大神殿への道4
道沿いに様々な神殿が建っている。
神々の神域が散在しており、そばには神殿がある。
祭司たちは神域を研究し、神威がどのような形で現れるかを観察している。
俺の前の神殿は豊穣の神の神域のそばに建っている。
「ロレンソ祭司殿、ようこそおいでくださいました。」
神殿の祭司長が出迎えてくれた。
「まま、どうぞお入りください。」
祭司長が先に立って案内してくれる。
中に入ると祭司補たちがそこかしこで作業をしている。
なかはいたる所に棚が設置され、瓶に入った種が置かれている。
「雑然としていて歩きにくいので気をつけてください。」
「いいえ、祭司長殿、お忙しいところ時間をいただきありがとうございます。」
ホールの待合所に入っていく。
「ガストン君、ここで皆で待っていてくれますか。」
祭司は贈り物を持って祭司長と奥へ入っていく。
俺たちはここで待つことになった。
周りの視線を感じる。
「おい、おまえら余所見をしないで仕事をせんか!」
花人がこちらを見ている祭司補たちを怒鳴りつける。
「あ、すみません、つい珍しい花人がこられたので、少しよろしいですか?」
そばに居た若い祭司補が申し訳なさそうに話しかけてきた。
「すごいな、本物の花人ですね、初めて見ました。」
何人かの祭司補が手を休めて近寄ってきた。
「傭兵さん、この花人はお連れですか?」
「ああ、こいつは平原中央の花の神の神域に近づいた際の恩寵の花だよ。
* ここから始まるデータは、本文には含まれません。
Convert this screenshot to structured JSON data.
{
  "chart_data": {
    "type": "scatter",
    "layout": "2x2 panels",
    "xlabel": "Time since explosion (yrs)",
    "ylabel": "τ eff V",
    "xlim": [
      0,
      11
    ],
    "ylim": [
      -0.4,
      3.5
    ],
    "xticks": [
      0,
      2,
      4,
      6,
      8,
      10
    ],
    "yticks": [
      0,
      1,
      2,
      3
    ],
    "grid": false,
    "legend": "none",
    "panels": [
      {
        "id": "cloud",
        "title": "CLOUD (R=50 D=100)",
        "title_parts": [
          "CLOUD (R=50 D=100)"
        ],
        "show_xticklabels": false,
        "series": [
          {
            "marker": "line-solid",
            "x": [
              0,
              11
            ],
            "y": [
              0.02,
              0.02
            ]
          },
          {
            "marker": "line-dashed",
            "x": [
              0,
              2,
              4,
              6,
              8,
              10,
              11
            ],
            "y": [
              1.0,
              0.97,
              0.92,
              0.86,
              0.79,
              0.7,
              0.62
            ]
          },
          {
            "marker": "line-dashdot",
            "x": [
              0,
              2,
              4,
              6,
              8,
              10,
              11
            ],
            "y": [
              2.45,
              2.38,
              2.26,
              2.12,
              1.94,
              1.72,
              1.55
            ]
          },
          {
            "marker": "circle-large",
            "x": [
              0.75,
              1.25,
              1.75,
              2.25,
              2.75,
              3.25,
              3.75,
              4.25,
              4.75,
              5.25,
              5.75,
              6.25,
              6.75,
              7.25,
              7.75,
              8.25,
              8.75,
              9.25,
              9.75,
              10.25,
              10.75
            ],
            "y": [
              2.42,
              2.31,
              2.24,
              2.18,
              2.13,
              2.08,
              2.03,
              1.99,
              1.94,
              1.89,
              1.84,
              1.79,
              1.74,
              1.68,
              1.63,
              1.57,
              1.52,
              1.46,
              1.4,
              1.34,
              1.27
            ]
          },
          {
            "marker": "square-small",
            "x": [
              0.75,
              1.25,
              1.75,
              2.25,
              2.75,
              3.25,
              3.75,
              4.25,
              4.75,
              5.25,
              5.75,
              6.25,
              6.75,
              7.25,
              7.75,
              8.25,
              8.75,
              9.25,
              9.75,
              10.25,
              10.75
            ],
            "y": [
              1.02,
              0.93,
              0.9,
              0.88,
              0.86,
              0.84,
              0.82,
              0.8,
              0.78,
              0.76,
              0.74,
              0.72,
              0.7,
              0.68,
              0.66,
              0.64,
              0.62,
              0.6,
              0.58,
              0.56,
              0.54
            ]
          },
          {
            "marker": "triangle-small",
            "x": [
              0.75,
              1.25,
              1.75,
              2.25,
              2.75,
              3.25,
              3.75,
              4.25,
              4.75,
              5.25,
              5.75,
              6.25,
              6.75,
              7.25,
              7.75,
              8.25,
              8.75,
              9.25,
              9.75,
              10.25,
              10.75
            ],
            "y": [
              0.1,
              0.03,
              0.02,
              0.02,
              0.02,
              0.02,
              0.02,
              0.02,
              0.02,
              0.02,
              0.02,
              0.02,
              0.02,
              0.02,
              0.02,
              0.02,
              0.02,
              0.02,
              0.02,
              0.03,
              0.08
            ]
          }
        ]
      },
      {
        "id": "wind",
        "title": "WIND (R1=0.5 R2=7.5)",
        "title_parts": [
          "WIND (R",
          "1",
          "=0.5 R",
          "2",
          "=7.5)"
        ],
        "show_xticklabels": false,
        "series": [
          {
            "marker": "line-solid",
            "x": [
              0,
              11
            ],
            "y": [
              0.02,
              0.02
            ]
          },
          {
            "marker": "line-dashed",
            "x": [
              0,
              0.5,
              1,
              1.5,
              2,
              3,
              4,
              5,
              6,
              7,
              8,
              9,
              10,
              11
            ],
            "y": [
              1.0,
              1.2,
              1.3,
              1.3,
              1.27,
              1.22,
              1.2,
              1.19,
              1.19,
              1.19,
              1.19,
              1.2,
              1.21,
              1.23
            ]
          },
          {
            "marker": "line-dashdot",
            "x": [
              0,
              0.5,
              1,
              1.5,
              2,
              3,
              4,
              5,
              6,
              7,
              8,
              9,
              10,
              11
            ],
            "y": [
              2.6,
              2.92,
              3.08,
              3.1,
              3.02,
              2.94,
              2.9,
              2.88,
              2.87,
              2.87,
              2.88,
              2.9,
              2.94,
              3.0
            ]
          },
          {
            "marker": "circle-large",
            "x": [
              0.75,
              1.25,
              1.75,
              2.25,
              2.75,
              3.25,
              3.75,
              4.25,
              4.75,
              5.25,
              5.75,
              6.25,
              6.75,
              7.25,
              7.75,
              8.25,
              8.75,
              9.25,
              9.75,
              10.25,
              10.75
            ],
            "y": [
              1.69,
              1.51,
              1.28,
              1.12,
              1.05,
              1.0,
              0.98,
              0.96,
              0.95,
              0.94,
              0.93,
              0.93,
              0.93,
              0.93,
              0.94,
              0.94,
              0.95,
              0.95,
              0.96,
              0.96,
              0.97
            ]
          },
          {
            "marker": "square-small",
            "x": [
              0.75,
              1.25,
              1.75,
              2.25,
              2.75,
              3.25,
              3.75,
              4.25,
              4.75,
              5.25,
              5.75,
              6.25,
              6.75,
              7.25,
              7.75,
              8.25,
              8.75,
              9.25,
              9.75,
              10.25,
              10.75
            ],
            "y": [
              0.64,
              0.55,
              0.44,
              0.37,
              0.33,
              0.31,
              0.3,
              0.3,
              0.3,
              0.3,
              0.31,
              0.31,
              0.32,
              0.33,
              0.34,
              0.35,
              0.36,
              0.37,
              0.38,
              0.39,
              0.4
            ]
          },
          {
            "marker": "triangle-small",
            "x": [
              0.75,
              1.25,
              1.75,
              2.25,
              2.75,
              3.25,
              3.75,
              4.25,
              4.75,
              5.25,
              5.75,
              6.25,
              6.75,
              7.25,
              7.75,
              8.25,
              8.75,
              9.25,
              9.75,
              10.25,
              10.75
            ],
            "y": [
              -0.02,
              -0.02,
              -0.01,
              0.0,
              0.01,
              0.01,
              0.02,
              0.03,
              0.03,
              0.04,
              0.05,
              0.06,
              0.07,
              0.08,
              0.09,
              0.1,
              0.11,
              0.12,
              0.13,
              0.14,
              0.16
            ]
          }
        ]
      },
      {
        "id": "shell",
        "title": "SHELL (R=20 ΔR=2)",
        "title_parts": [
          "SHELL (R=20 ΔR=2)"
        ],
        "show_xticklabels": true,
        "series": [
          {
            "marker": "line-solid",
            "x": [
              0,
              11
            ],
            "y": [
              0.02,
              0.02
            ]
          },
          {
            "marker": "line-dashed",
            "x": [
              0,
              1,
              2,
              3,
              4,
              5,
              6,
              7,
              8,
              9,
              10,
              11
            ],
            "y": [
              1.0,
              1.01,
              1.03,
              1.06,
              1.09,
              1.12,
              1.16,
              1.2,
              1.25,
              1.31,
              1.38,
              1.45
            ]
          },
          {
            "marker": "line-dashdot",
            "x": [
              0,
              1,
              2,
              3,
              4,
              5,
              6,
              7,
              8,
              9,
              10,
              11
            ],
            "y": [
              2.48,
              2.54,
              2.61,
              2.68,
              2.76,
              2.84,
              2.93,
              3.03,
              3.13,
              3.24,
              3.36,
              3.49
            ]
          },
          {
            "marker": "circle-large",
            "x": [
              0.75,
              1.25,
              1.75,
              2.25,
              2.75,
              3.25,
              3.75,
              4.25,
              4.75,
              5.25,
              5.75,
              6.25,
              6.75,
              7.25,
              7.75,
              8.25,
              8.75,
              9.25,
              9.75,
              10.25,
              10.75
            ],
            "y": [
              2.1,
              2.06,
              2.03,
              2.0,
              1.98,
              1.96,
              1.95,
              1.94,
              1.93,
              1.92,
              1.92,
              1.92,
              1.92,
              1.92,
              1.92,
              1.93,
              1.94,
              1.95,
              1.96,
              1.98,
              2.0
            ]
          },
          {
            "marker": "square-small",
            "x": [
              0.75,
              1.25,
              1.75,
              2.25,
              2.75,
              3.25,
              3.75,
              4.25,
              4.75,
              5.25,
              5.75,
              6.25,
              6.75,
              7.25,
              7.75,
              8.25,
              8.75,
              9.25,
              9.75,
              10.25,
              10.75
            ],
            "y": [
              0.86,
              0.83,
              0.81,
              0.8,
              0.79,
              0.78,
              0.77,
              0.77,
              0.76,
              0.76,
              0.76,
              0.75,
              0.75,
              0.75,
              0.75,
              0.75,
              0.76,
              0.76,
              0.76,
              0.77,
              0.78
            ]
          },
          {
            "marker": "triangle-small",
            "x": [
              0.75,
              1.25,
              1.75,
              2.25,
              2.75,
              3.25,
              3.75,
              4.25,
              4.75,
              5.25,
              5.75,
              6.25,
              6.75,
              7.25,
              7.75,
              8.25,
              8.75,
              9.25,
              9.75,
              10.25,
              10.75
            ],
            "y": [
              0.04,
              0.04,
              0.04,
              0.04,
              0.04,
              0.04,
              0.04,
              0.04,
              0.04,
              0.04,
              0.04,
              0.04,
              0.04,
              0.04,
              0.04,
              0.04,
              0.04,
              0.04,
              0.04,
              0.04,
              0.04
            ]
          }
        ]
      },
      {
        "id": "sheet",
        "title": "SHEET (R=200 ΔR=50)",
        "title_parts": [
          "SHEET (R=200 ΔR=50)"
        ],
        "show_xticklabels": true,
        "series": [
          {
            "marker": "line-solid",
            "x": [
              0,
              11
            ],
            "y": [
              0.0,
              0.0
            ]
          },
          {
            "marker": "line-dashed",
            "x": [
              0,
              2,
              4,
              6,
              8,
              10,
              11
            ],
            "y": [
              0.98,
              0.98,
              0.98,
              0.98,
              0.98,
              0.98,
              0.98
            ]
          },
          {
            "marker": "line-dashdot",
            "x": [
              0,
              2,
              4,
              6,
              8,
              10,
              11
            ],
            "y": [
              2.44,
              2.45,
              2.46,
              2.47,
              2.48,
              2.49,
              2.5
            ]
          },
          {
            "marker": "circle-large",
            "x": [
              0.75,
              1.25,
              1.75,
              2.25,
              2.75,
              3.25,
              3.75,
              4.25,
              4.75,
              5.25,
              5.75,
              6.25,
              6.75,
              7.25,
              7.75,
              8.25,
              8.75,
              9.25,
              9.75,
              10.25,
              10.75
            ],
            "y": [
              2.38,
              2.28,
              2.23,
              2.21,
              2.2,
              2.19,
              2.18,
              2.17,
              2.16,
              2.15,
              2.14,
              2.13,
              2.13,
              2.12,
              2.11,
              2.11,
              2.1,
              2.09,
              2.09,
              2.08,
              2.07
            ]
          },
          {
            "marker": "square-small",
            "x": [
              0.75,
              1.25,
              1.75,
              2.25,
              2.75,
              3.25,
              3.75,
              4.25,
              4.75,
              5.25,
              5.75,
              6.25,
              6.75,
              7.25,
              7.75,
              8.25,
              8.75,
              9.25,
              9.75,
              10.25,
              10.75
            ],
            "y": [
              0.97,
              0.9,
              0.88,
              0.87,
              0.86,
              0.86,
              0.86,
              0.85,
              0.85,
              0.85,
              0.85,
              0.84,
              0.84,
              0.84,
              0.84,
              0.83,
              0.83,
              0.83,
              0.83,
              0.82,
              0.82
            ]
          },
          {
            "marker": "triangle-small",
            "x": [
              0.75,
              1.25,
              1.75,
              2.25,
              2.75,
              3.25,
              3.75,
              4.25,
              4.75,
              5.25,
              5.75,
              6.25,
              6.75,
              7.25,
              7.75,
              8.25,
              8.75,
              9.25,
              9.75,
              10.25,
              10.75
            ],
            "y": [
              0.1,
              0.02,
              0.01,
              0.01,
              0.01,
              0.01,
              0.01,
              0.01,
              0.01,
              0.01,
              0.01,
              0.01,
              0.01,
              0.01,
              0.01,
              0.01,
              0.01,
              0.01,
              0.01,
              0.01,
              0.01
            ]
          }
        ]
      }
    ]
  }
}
」
「おお、花の神の神域ですか!」
「え、では廃都の方へ行ってこられたのですか?」
「ついこの間、護衛の仕事でね。」
祭司補たちはしきりに感嘆している。
「こらお前たち、かってに俺様に障るな!」
おもわず祭司補が花人に手を伸ばす。
「やいやい、この屑祭司ども、俺様は偉大なる花の神の恩寵の花だぞ、気軽に触るな!」
パフッ、花人が花粉を吹き付ける。
「ごほ、ごほ、おお、貴重な花人の花粉だぞ!皆、集めろ!」
どどっと、祭司補たちが採取瓶を持ち駆け寄ってくる。
「この屑ども、皆死にやがれ!」
ばふぁと花粉を撒き散らす、ホールに花粉が巻き上がる。
「うわあああ、」
「いかん、皆、防毒マスクをつけろ!」
あわてて、俺たちは防毒マスクを付ける。
周りを見ると、あちらこちらで祭司補たちが目を回している。
「いやぁ、凄いです。」
声のほうを見ると先ほどの祭司補が防毒マスクをし、嬉々として採取瓶を振り回している。
他の目を回している祭司補たちも採取瓶はしっかりと抱え込んでいる。
「でかぶつ、こいつらまともな様子ではないが、大丈夫か?」
マティルダが呆れて見ている。
うーむ、祭司てのは変人ぞろいだな。
学者ってのは俺には理解できそうも無いぞ。